Circle squared? Maybe, maybe not. This is Derek Albion Smalls, signing off.
Reblogged this on The Echo Chamber.
In my experience, many children who struggle with learning are actually having problems with key cognitive skills – nothing directly to do with my subject. I too have seen plenty for whom it is there one day and not the next – and they are not only SEN pupils. When I delve a little, a common response is, “I do understand it at the time – but I just can’t remember it later”. I’m really not sure what to do about this – as in your example, I don’t want to give up on/have low expectations of these children – but there is also a bit of me that wonders whether we are demanding something of them that they simply can’t do – and whether it is actually fair to keep insisting that they *should*.
How much difference would a change of approach actually make, when the time and content demands of exam courses are unyielding and the gap so huge? Maybe we would be better looking at what we are trying to do with them in the first place, in a much more fundamental way?

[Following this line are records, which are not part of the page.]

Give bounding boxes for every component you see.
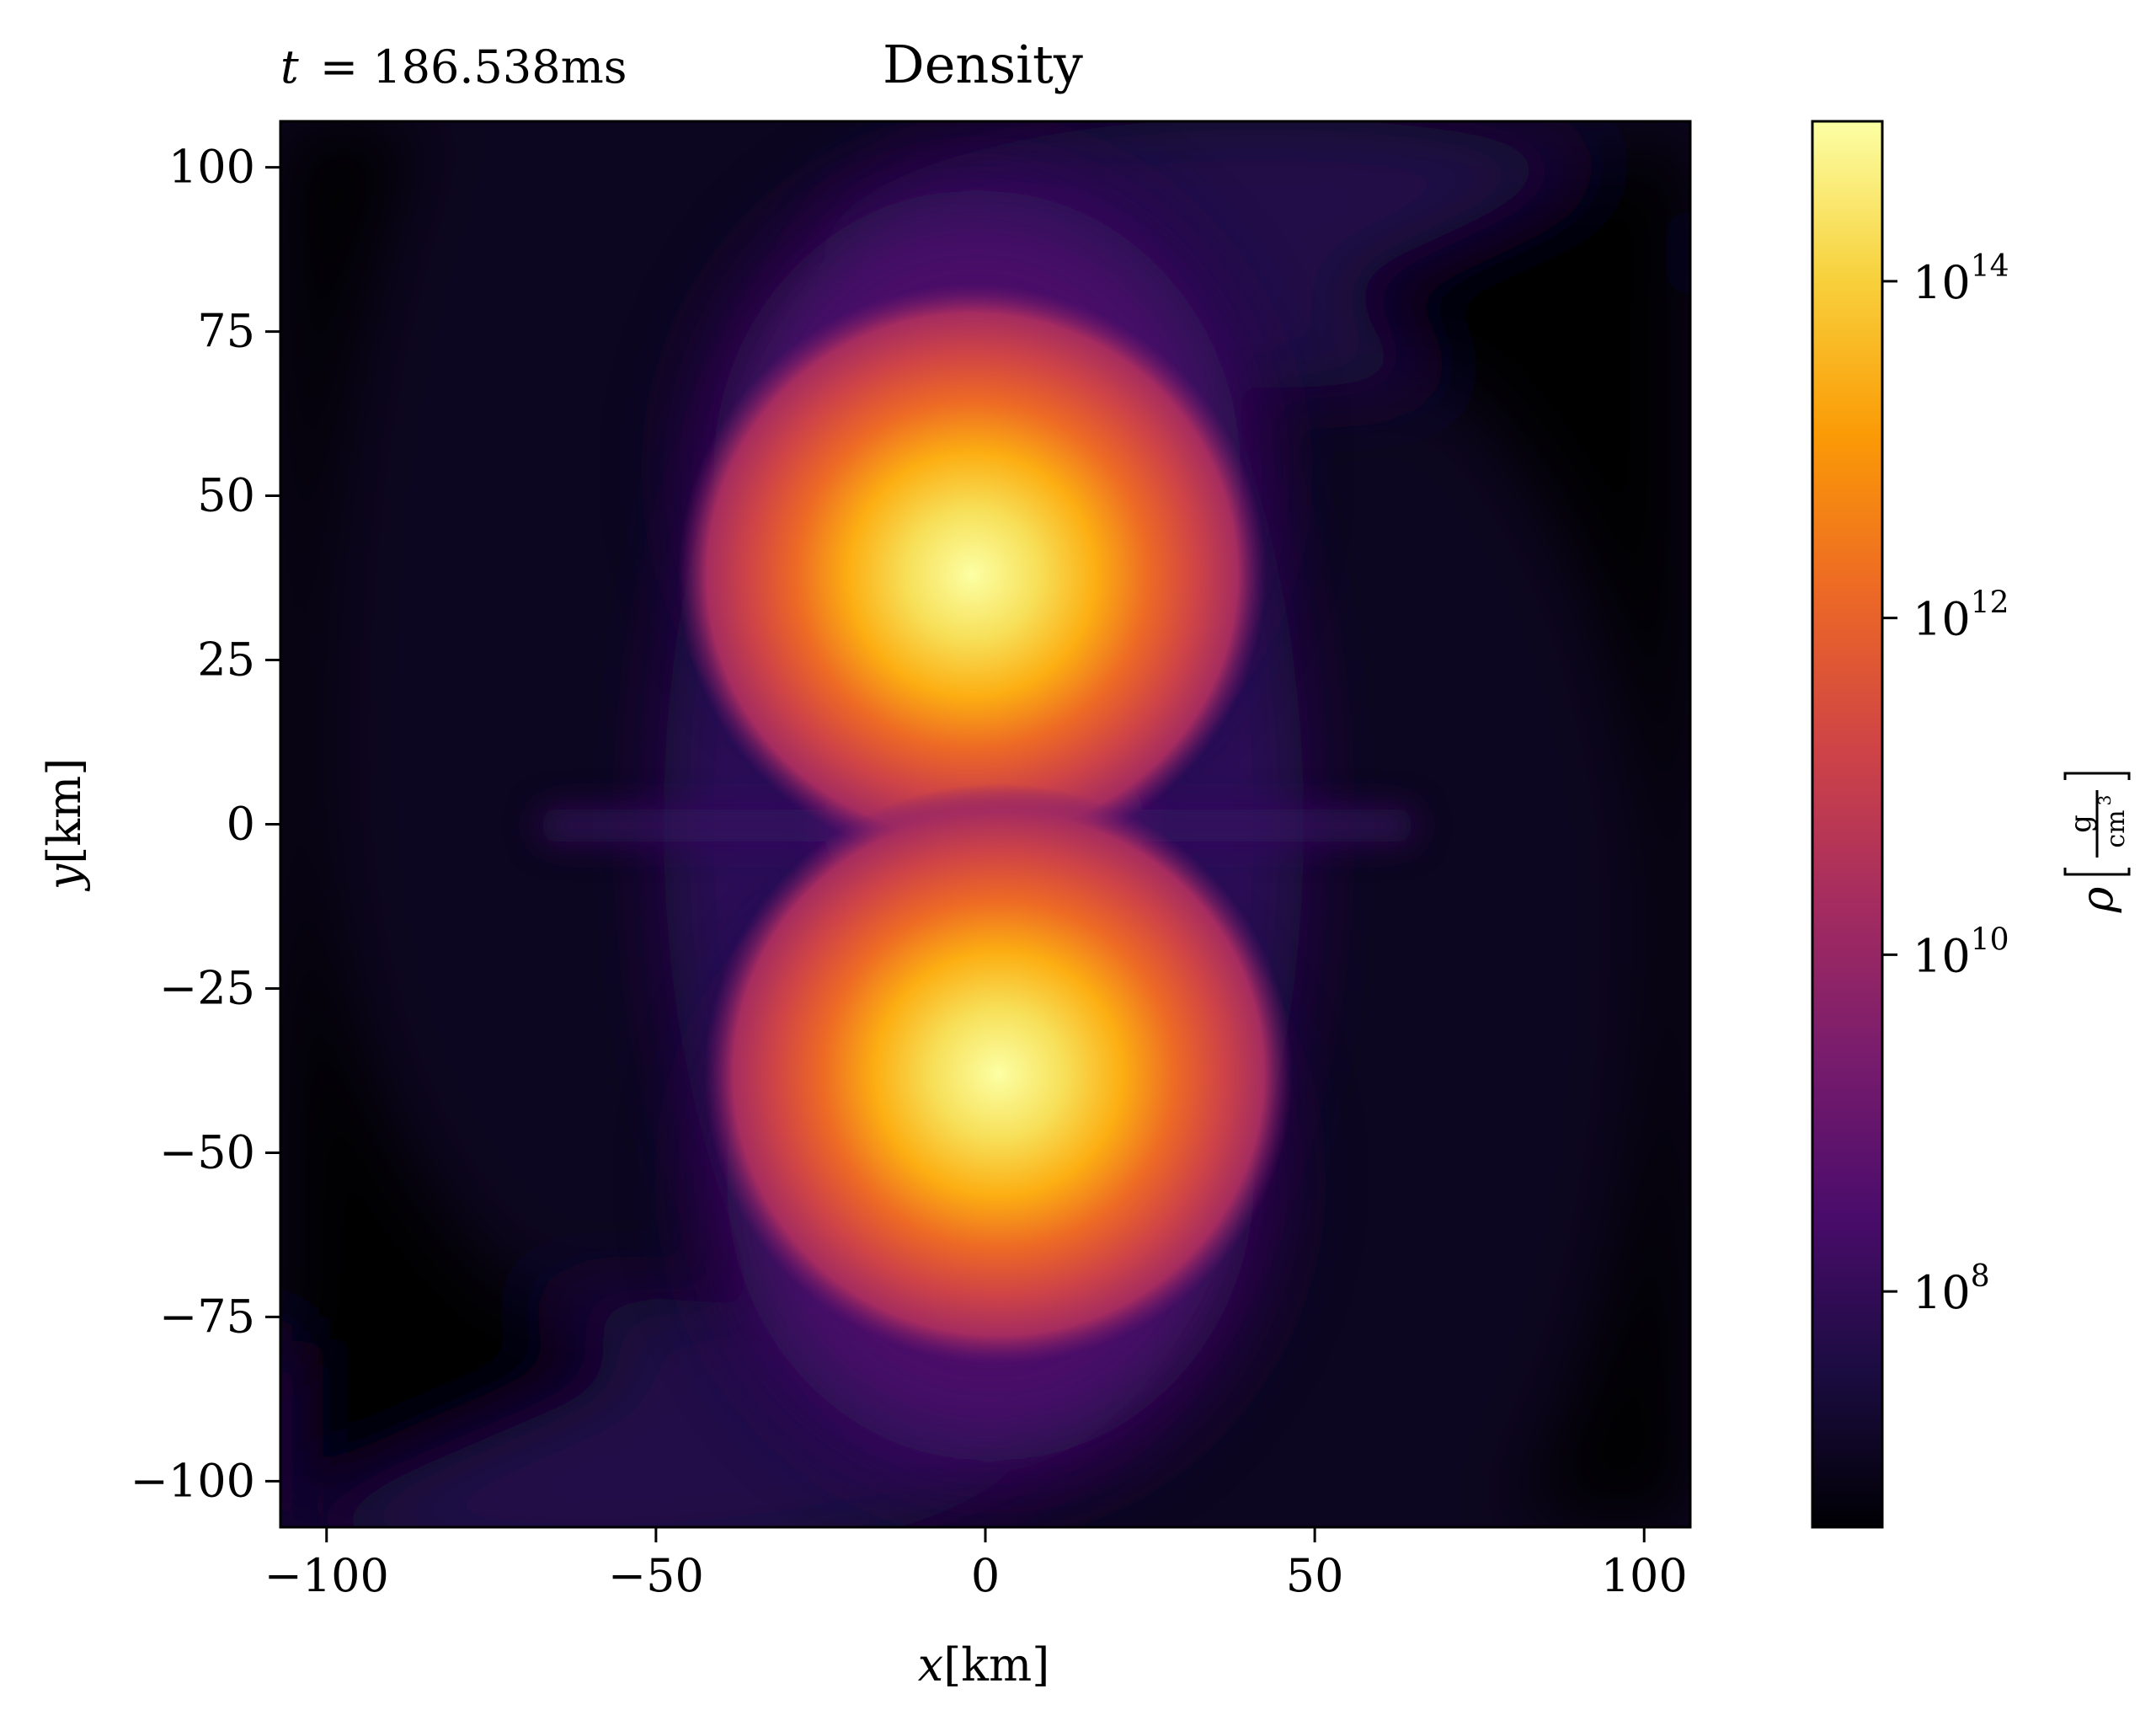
x-tick-label: 0 [971,1549,1000,1602]
y-axis-label: y[km] [38,758,91,892]
colorbar-label: ρ g cm 3 [2063,772,2131,913]
x-tick-label: 50 [1286,1549,1344,1602]
y-tick-label: −25 [159,961,255,1014]
x-axis-ticks: −100 −50 0 50 100 [264,1527,1688,1602]
chart-title: Density [883,34,1083,95]
y-tick-label: −100 [131,1454,255,1507]
y-tick-label: 75 [197,305,255,358]
x-tick-label: −100 [264,1549,389,1602]
svg-text:cm: cm [2101,810,2131,847]
svg-text:g: g [2064,815,2098,833]
colorbar-tick-label: 1012 [1913,586,2009,646]
lower-core [703,783,1294,1365]
x-tick-label: 100 [1601,1549,1688,1602]
colorbar-tick-label: 1010 [1913,922,2009,982]
x-axis-label: x[km] [918,1638,1050,1691]
colorbar-tick-label: 1014 [1913,249,2009,309]
y-tick-label: 100 [168,141,255,194]
y-tick-label: 25 [197,633,255,687]
x-tick-label: −50 [608,1549,704,1602]
y-axis-ticks: 100 75 50 25 0 −25 −50 −75 −100 [131,141,280,1507]
y-tick-label: 50 [197,469,255,522]
plot-area [280,121,1690,1527]
colorbar-tick-label: 108 [1913,1259,1990,1319]
colorbar-ticks: 108 1010 1012 1014 [1882,249,2009,1319]
y-tick-label: 0 [227,798,255,851]
svg-text:3: 3 [2095,795,2115,806]
upper-core [677,284,1267,866]
y-tick-label: −75 [159,1290,255,1343]
svg-text:ρ: ρ [2073,886,2123,913]
time-annotation: t = 186.538ms [280,40,627,94]
y-tick-label: −50 [159,1125,255,1178]
colorbar [1811,120,1884,1529]
heatmap-cores [677,284,1294,1365]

The current system is actually making it worse. I’ve just been marking year 10 books; I have one particular pupil whose target grade is a B; there is no conceivable way this pupil is going to reach that, for reasons that I know but would not wish to divulge. I am in a dilemma as to whether to teach him towards the higher tier work that his target grade says he should be achieving, or admit my “low expectations” and teach him at the level he really needs – and admit that my group will miss its all-important value-added target as a result.
I know that it is really the target that is wrong – but the system will not permit me to challenge that. And when most of the group are genuine high-achievers, it makes it al the harder to cater for such needs.
Is this low expectations – or just realism?
You get to the heart of the problem. I agree that some students seems to lack key cognitive skills — but I strongly suspect that many of them will develop them later in life. I find it slightly hilarious that many seem to think that a child’s future is set-in-stone for eternity by their performance at school. A sure way of cementing failure is to make people believe that opportunity has a sell-by date!